O Aprendiz fez como lhe disseram. Não queria admiti-lo, mas o Caçador metia-lhe medo. Avançou cuidadosamente para a popa do barco e apertou-se no estreito espaço em frente aos pés dos remadores.
O Caçador apreciou satisfeito o barco-foguete.
Comprido, estreito, elegante e negro como a noite, estava coberto por uma camada de verniz lacado que lhe permitia deslizar sobre as águas com a mesma facilidade de um patim sobre o gelo. Impulsionado por dez remadores perfeitamente treinados, conseguia bater qualquer embarcação.
A proa levava um potente holofote e um resistente tripé onde uma pistola podia ser montada. O Caçador avançou cuidadosamente para a proa e sentou-se na estreita tábua por trás do tripé, onde se entregou à instalação rápida e eficiente da pistola prateada da Assassina. Retirou então uma bala prateada da sacola, observou-a atentamente para se certificar de que era a que ele queria, e pousou-a numa pequena travessa ao lado da pistola, pronta para ser usada.

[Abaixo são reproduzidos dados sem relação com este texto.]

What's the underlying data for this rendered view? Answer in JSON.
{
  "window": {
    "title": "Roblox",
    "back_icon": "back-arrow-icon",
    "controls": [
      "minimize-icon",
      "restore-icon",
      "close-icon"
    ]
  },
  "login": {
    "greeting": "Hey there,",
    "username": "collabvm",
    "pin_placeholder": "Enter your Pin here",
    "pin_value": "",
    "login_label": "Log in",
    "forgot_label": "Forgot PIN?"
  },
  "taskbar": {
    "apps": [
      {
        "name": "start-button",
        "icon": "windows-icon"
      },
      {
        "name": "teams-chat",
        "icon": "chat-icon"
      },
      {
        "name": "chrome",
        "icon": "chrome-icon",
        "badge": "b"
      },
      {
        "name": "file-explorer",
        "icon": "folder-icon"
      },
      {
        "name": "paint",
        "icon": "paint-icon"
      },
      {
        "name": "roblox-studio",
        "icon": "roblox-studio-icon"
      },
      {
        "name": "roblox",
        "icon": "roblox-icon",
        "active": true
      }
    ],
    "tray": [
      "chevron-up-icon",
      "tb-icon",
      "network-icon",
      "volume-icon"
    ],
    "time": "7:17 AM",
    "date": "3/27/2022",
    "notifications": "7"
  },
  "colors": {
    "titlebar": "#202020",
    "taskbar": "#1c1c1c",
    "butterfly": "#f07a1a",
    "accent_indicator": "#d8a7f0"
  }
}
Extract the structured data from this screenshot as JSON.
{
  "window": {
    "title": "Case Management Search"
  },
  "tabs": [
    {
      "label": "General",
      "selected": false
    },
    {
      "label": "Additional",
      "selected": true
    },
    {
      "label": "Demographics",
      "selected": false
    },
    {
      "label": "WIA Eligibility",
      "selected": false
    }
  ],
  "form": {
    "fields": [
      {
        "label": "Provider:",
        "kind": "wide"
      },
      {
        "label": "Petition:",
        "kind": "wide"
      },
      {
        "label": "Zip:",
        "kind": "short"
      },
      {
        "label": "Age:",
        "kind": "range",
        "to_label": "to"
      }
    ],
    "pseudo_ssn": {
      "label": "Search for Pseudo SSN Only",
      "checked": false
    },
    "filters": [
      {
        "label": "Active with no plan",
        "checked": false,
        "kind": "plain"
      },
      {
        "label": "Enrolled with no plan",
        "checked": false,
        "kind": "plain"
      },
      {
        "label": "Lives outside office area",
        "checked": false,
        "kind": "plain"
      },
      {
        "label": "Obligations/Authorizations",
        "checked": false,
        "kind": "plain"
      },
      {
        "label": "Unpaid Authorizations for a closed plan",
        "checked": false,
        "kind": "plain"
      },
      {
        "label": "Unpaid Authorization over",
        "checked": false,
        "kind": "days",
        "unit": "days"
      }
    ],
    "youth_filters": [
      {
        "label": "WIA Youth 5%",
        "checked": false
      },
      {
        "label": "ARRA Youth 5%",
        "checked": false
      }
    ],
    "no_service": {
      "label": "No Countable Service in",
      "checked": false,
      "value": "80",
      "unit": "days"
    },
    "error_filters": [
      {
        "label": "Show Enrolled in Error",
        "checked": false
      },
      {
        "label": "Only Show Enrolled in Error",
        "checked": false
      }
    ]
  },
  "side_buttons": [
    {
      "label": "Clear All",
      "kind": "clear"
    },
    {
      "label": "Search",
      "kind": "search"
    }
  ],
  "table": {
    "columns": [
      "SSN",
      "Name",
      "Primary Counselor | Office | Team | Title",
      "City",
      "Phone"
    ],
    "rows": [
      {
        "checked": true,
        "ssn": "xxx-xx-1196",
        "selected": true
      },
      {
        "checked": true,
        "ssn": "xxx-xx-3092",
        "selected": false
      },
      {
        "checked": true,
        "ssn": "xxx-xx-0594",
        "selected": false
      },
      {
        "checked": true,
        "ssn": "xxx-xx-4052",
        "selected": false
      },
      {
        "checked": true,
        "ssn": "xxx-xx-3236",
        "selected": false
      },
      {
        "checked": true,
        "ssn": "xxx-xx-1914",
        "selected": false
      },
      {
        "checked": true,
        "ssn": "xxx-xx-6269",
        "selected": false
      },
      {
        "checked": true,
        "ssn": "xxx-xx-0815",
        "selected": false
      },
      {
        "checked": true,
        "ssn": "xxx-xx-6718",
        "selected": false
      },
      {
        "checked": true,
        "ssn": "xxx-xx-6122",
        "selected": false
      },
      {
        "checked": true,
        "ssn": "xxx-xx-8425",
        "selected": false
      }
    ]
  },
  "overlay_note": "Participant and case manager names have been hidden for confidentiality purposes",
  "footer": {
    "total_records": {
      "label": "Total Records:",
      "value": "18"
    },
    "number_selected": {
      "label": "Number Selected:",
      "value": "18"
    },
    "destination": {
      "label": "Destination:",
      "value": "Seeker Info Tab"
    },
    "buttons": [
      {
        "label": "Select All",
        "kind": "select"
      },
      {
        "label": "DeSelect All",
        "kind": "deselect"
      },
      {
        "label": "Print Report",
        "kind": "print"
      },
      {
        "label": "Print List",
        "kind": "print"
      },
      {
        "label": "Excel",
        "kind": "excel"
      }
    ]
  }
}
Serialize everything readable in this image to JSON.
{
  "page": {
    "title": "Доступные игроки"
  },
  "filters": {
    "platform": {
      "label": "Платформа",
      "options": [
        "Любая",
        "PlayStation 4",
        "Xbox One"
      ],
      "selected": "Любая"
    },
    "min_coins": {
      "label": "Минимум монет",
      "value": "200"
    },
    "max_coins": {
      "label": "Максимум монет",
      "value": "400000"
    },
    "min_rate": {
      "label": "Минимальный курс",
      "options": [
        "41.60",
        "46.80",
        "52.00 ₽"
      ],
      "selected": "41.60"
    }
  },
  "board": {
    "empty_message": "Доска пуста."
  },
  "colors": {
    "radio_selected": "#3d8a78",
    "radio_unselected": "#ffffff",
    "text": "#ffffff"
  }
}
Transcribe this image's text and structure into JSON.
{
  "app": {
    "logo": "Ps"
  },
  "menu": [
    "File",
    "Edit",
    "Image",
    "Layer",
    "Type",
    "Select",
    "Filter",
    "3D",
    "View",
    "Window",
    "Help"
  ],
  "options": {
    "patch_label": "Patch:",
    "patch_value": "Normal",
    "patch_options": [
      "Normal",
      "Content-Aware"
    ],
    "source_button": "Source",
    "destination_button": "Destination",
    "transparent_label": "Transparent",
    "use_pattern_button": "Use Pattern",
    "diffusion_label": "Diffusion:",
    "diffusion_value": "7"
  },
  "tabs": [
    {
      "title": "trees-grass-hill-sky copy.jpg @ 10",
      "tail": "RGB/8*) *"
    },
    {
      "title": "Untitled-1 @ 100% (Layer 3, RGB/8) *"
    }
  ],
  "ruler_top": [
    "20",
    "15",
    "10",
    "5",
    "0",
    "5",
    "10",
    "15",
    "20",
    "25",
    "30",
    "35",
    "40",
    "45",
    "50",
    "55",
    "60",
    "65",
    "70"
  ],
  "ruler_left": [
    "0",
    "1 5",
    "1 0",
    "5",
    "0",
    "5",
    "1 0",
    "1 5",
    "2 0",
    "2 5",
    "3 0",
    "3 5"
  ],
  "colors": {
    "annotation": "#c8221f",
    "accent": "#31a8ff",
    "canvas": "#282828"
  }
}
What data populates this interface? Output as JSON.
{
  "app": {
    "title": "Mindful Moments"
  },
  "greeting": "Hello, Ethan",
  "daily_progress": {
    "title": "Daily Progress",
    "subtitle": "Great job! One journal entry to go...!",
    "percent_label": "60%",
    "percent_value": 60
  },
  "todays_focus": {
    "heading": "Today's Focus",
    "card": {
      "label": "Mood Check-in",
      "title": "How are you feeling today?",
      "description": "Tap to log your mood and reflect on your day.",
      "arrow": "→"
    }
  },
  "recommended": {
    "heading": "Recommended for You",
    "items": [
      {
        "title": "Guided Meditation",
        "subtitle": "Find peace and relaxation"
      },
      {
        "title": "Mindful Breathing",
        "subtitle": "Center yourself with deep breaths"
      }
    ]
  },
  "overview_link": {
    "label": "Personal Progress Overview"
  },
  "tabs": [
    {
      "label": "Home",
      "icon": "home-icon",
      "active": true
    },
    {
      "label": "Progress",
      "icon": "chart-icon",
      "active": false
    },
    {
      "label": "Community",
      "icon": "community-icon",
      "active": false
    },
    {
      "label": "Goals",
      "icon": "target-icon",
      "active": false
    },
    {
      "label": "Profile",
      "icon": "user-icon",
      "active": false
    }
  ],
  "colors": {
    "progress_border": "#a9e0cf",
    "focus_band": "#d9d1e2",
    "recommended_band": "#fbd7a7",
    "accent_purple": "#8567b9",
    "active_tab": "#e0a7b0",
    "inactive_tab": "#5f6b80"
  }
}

Por fim retirou cinco balas normais da caixa de munições do barco e alinhou-as ao lado da bala de prata.
Estava pronto.
- Vamos! - ordenou.
O barco-foguete afastou-se suave e silenciosamente do cais, encontrou a rápida corrente no meio do rio e desapareceu na noite.
Mas não sem que o Caçador tivesse lançado um olhar por sobre o ombro e visto aquilo que queria ver.
Um língua de fogo erguia-se na noite.
O café de Molly Weasley estava em chamas.